Точно так же как извѣтъ, последовательно сужая значения, специализируясь в выражении ‘вины’, постепенно превращался в простой навет, наговор, обман, так и древнерусская вина становилась современной нам виною, проступком, но связанным уже не со словом, которое знают, а с делом, которое предпринимают.
«Кыимь словомь или коею виною?» — спрашивает переводчик (Ипат. лет., 2), различая и то и другое. Вина — проступок, который ближе, к греху, чем к навету.

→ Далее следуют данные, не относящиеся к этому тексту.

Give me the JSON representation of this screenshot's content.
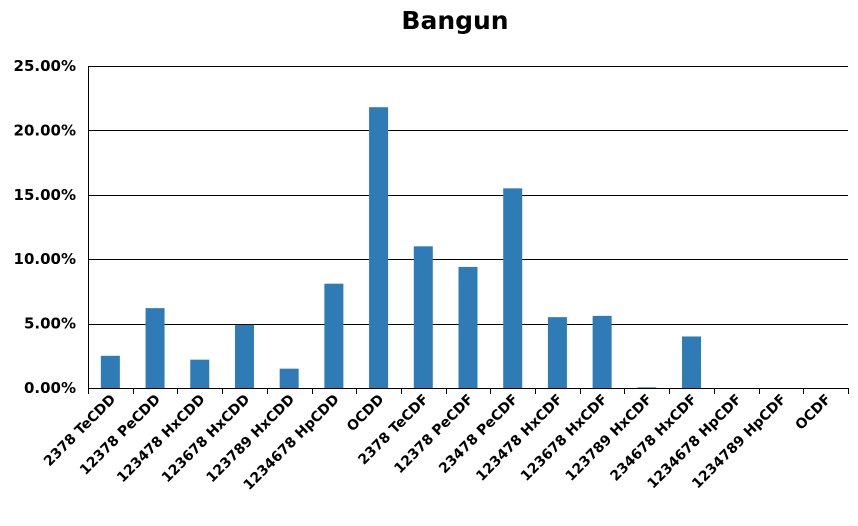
{
  "chart_data": {
    "type": "bar",
    "title": "Bangun",
    "xlabel": "",
    "ylabel": "",
    "ylim": [
      0,
      25
    ],
    "y_tick_values": [
      0,
      5,
      10,
      15,
      20,
      25
    ],
    "y_tick_labels": [
      "0.00%",
      "5.00%",
      "10.00%",
      "15.00%",
      "20.00%",
      "25.00%"
    ],
    "grid": true,
    "bar_color": "#2e7bb6",
    "categories": [
      "2378 TeCDD",
      "12378 PeCDD",
      "123478 HxCDD",
      "123678 HxCDD",
      "123789 HxCDD",
      "1234678 HpCDD",
      "OCDD",
      "2378 TeCDF",
      "12378 PeCDF",
      "23478 PeCDF",
      "123478 HxCDF",
      "123678 HxCDF",
      "123789 HxCDF",
      "234678 HxCDF",
      "1234678 HpCDF",
      "1234789 HpCDF",
      "OCDF"
    ],
    "values": [
      2.5,
      6.2,
      2.2,
      4.9,
      1.5,
      8.1,
      21.8,
      11.0,
      9.4,
      15.5,
      5.5,
      5.6,
      0.05,
      4.0,
      0,
      0,
      0
    ]
  }
}
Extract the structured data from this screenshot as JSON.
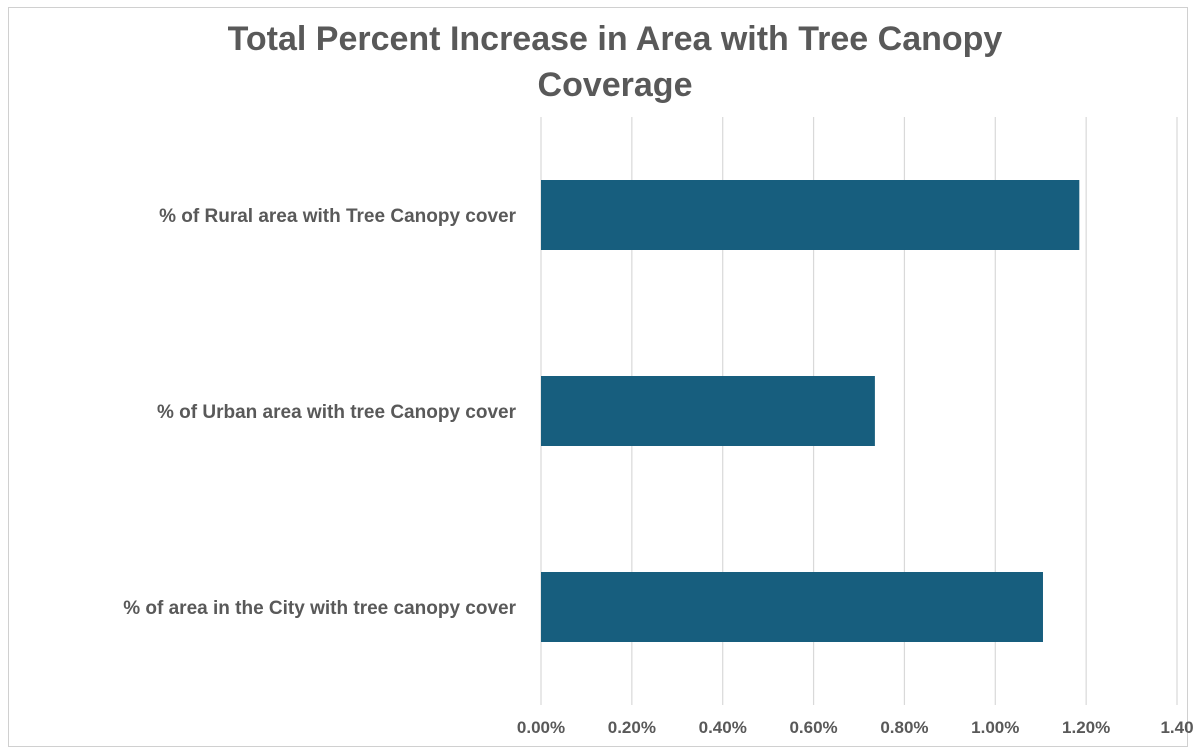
{
  "chart_data": {
    "type": "bar",
    "orientation": "horizontal",
    "title_lines": [
      "Total Percent Increase in Area with Tree Canopy",
      "Coverage"
    ],
    "categories": [
      "% of Rural area with Tree Canopy cover",
      "% of Urban area with tree Canopy cover",
      "% of area in the City with tree canopy cover"
    ],
    "values": [
      1.185,
      0.735,
      1.105
    ],
    "xlim": [
      0,
      1.4
    ],
    "xticks": [
      0,
      0.2,
      0.4,
      0.6,
      0.8,
      1.0,
      1.2,
      1.4
    ],
    "xtick_labels": [
      "0.00%",
      "0.20%",
      "0.40%",
      "0.60%",
      "0.80%",
      "1.00%",
      "1.20%",
      "1.40"
    ],
    "value_unit": "percent",
    "grid": "vertical",
    "legend": "none",
    "bar_color": "#175E7E",
    "grid_color": "#D9D9D9"
  }
}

В Ипатьевской летописи слово вина в этом значении встречается часто со второй половины XII в., и всегда ясно, какая вина — «наша», какая — «его» или «их». Возникают глагольные сочетания, выражающие действие вины: «И покладывая на собѣ всю вину свою» (там же, 237), «И почаша кияне складывати вину на тиуна на Всеволожа» (там же, 321), «И почаста на ся искати вины» (там же, 315), и т. д. И в других текстах этого времени столь же скрупулезно передается последовательность в выявлении степени личной вины в том или ином деле: вину подают, в нее впадают, ее возлагают на кого-то. «Да не възложимъ вины на Бога, и да не мнимъ бес промысла быти мирьскыхъ сихъ» (Пчела, 313) — «не возложим вины» соответствует одному греческому глаголу αιτιώμεθα ‘не обвиним’, но также и ‘не объявим причиною’ всех наш дел — Бога.
Вина — тот же грех, но лишь в отношении к человеку. Убийство, разврат, насилие — грехи, но только в отношении к Богу; те же проступки в отношении к человеку — просто вина, и «аще кто от сихъ винъ хотя единого ять будеть» (Кирилл, 91) — нет ему оправдания. И знает «кождо ихъ тамо свою вину своихъ грѣхъ» (Жит. Вас. Нов., 490), потому что грех — нечто внешнее по сравнению с виною; это явленная вина. Вину испытывают, грех же — отмаливают. «Ростиславъ же, не ищевавъ вины о грѣхѣ» (Печ. патерик, 137), ничего не может поделать с собою и надругался над бедным мнихом; его грех в вине, которой князь не ощутил, не осознал, — за что и поплатился жизнью.
Со временем появляются все новые глагольные сочетания, расширяющие смысловую емкость слова вина: принести вину ‘явиться с повинной’, в вину ставити, положити вину, как и складывать вину — ‘обвинять’, сыскати вину — ‘раскрыть преступление’, вину отдати, как прежде (книжное) разрешати вину — ‘простить’, быть в вине — ‘быть в ответе’, в вине волен — ‘вправе осудить’, и т. д. Вина понимается очень конкретно, как возмещение убытков: «А друг у друга межу переорет или перекосит на одинѣмъ полѣ, вина — боранъ» (Материалы, 1, с. 258; 1397 г.) — это уже как бы материализованное «извинение», плата за вольную или невольную вину, за умысел с продуманными последствиями.
Вплоть до XVII в. слово вина в разговорной речи сохраняло этот конкретный смысл — ‘расплата за дело’, которое нарушает принятые понятия о человеческих отношениях. Вина — степень зависимости от закона в деяниях против других, но только против других. Человек никогда не виноват перед самим собою: в отношении себя самого он — грешит, за что и держит ответ перед Богом. Грех опрокинут в небеса, вина размещена на земле; вертикальная и горизонтальные плоскости их проявлений как бы дополняют друг друга и сходятся на человеческой личности.
Однако не забудем, что греческие слова, которыми переводилась славянская неопределенность вины, многозначны. У основного из них — αιτία — было значение, ставшее главным и у славян, но первоначально только в книжной речи: ‘причина, основание’. В «Печерском патерике» слово вина употребляется только в этом значении — новом для русского языка (Печ. патерик, 97, 149 и др.). «И азъ быхъ, брате, вина твоему ослѣплению» — ‘причина’; «Яко сии мних вина бысть погыбели злата его» (там же, 107) — также ‘причина’, всегда и только — ‘причина’ как источник. Перенесенное из греческих текстов, это самое общее значение слова вина становилось позднее все более важным, и в конце концов с XV в. стало основным в русском литературном языке. Иногда его усматривают и в более ранних текстах, но без достаточных оснований. Когда «Олегъ не всхотѣ сего, вину река: «не сдравлю» (Лавр. лет., 277, 1103 г.) — он объяснил не причину отказа, а просто выставил предлог чего-то не делать: болен, мол.